An Oregon man is celebrating his recovery from the coronavirus. What makes it more astonishing is he just turned 104-years-old.
William “Bill” Lapschies was one of the first two residents to test positive for COVID-19 at the Edward C. Allworth Veterans’ Home in Lebanon, Oregon, according to a story by News Channel 8, Lebanon. There are now a total of 15 residents that have tested positive, two of which have passed away, according to the Oregon Department of Veterans’ Affairs.
Lapschies first started showing symptoms on March 5, and has been isolated in his room ever since. The veterans’ home staff have been caring for him while wearing gloves, gowns, face masks and plastic face shields. As of this week, “he has met the guidelines by the CDC and Oregon Health Authority to be considered recovered from COVID-19,” according to a spokesman for the VA.
Not surprising, visitors have not been allowed inside the facility, per state restrictions issued in March. But with his 104th birthday falling on Wednesday, the surprise was a celebration visit by Lapschies’ family, including his granddaughter Jamie Yutzie, daughter Carol Brown, and Jim Brown, his son-in-law.
They stood outside with mostly red, white and blue balloons and homemade signs saying “Happy Birthday” and “We love you Dad.” With a mask on, he was brought outside in his wheelchair, with his family at a safe distance.
When asked how it feels to be 104, he answered, “Pretty good. I made it.” Lapschies paused, then added, “Good for a few more.”

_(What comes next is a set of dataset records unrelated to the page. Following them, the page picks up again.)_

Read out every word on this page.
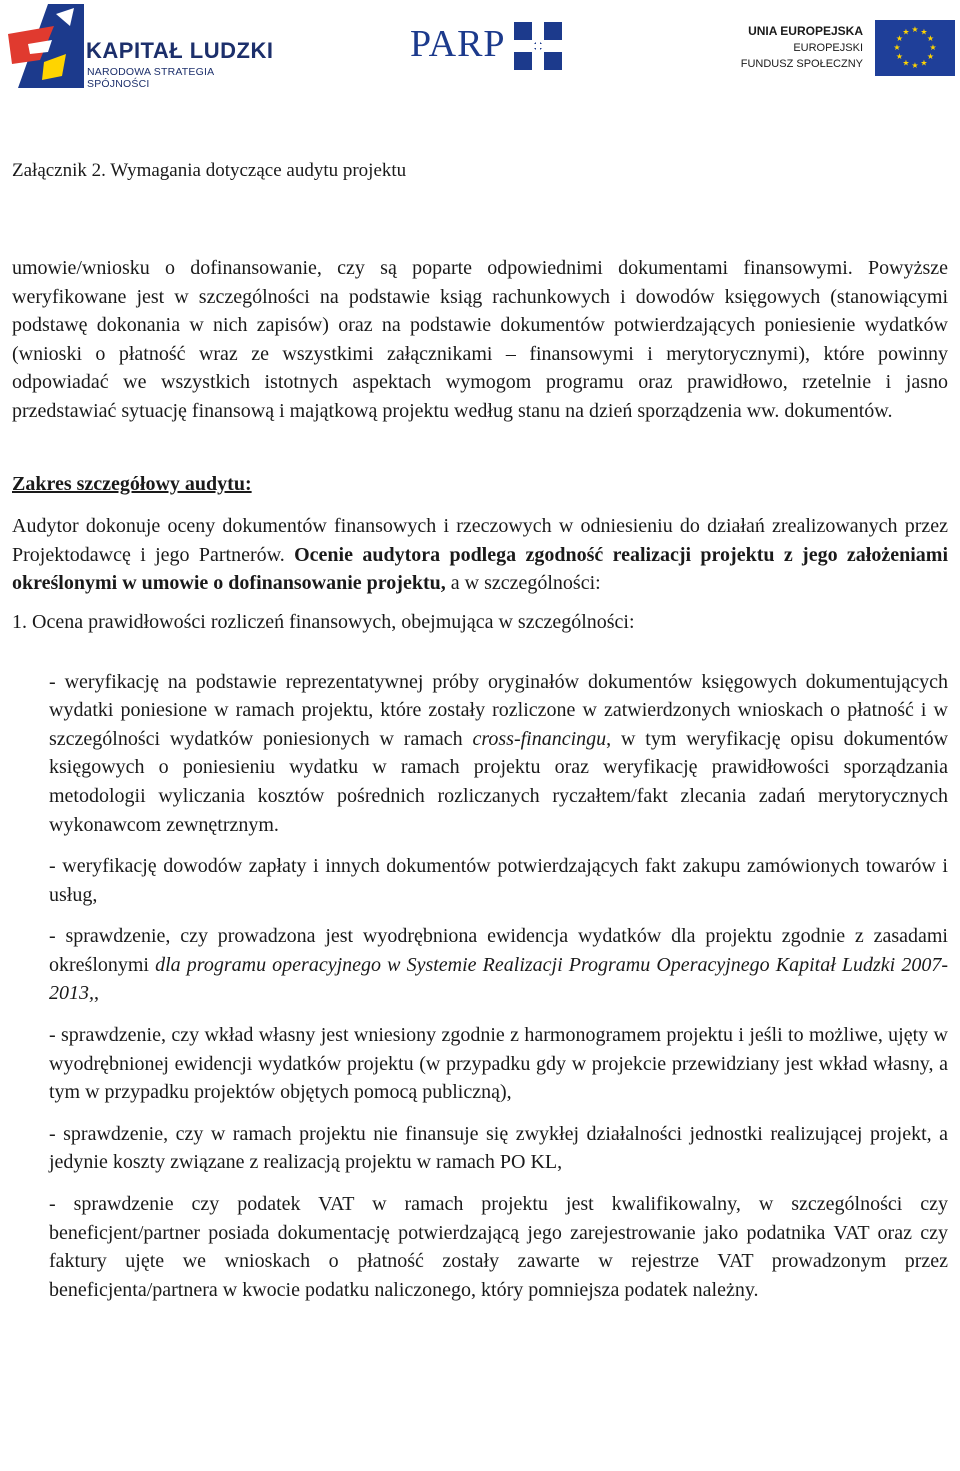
KAPITAŁ LUDZKI
NARODOWA STRATEGIA SPÓJNOŚCI
PARP	UNIA EUROPEJSKA
EUROPEJSKI
FUNDUSZ SPOŁECZNY
★ ★
★
★
★
★
★
★
★
★
★
★
Załącznik 2. Wymagania dotyczące audytu projektu

umowie/wniosku o dofinansowanie, czy są poparte odpowiednimi dokumentami finansowymi. Powyższe weryfikowane jest w szczególności na podstawie ksiąg rachunkowych i dowodów księgowych (stanowiącymi podstawę dokonania w nich zapisów) oraz na podstawie dokumentów potwierdzających poniesienie wydatków (wnioski o płatność wraz ze wszystkimi załącznikami – finansowymi i merytorycznymi), które powinny odpowiadać we wszystkich istotnych aspektach wymogom programu oraz prawidłowo, rzetelnie i jasno przedstawiać sytuację finansową i majątkową projektu według stanu na dzień sporządzenia ww. dokumentów.

Zakres szczegółowy audytu:

Audytor dokonuje oceny dokumentów finansowych i rzeczowych w odniesieniu do działań zrealizowanych przez Projektodawcę i jego Partnerów. Ocenie audytora podlega zgodność realizacji projektu z jego założeniami określonymi w umowie o dofinansowanie projektu, a w szczególności:

1. Ocena prawidłowości rozliczeń finansowych, obejmująca w szczególności:

- weryfikację na podstawie reprezentatywnej próby oryginałów dokumentów księgowych dokumentujących wydatki poniesione w ramach projektu, które zostały rozliczone w zatwierdzonych wnioskach o płatność i w szczególności wydatków poniesionych w ramach cross-financingu, w tym weryfikację opisu dokumentów księgowych o poniesieniu wydatku w ramach projektu oraz weryfikację prawidłowości sporządzania metodologii wyliczania kosztów pośrednich rozliczanych ryczałtem/fakt zlecania zadań merytorycznych wykonawcom zewnętrznym.

- weryfikację dowodów zapłaty i innych dokumentów potwierdzających fakt zakupu zamówionych towarów i usług,

- sprawdzenie, czy prowadzona jest wyodrębniona ewidencja wydatków dla projektu zgodnie z zasadami określonymi dla programu operacyjnego w Systemie Realizacji Programu Operacyjnego Kapitał Ludzki 2007-2013,,

- sprawdzenie, czy wkład własny jest wniesiony zgodnie z harmonogramem projektu i jeśli to możliwe, ujęty w wyodrębnionej ewidencji wydatków projektu (w przypadku gdy w projekcie przewidziany jest wkład własny, a tym w przypadku projektów objętych pomocą publiczną),

- sprawdzenie, czy w ramach projektu nie finansuje się zwykłej działalności jednostki realizującej projekt, a jedynie koszty związane z realizacją projektu w ramach PO KL,

- sprawdzenie czy podatek VAT w ramach projektu jest kwalifikowalny, w szczególności czy beneficjent/partner posiada dokumentację potwierdzającą jego zarejestrowanie jako podatnika VAT oraz czy faktury ujęte we wnioskach o płatność zostały zawarte w rejestrze VAT prowadzonym przez beneficjenta/partnera w kwocie podatku naliczonego, który pomniejsza podatek należny.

Carolee Brown said “We celebrated his 101 and had over 200 people. So trying to keep our social distancing and do what Governor Brown has asked us to do,” she said. “But, we’re so thrilled he’s recovered from this and we just had to do something for him.”
After he had tested positive, Brown said her father was “very very sick.” But Lapschies was a fighter. The family thinks Lapschies may be one of the oldest people to recover from coronavirus.
“Bill’s pretty resilient,” son-in-law Jim Brown said, noting that Lapschies lived through the Spanish Flu, Great Depression, and a couple of recessions. He was also stationed in the Aleutian Islands during WWII.
He has two grandchildren, six great grandchildren, and five great great grandchildren, and according to the News Channel 8 story, they’re looking forward to being able to take him out for a drive when the pandemic is over, so he can see the river and the mountains.
“We hope that this will inspire some of the other people that are going through this,” Carolee Brown said. “And we’re really excited and looking forward to 105.”
They brought another homemade sign, expressing their deep appreciation to the staff that read “Oregon Veterans’ Home Lebanon Drs, nurses and staff. We…Thank You! You are today’s heroes for your time, love and never ending dedication to America’s Heroes.” The family said they couldn’t have asked for more kindness or care for the family patriarch during this difficult time.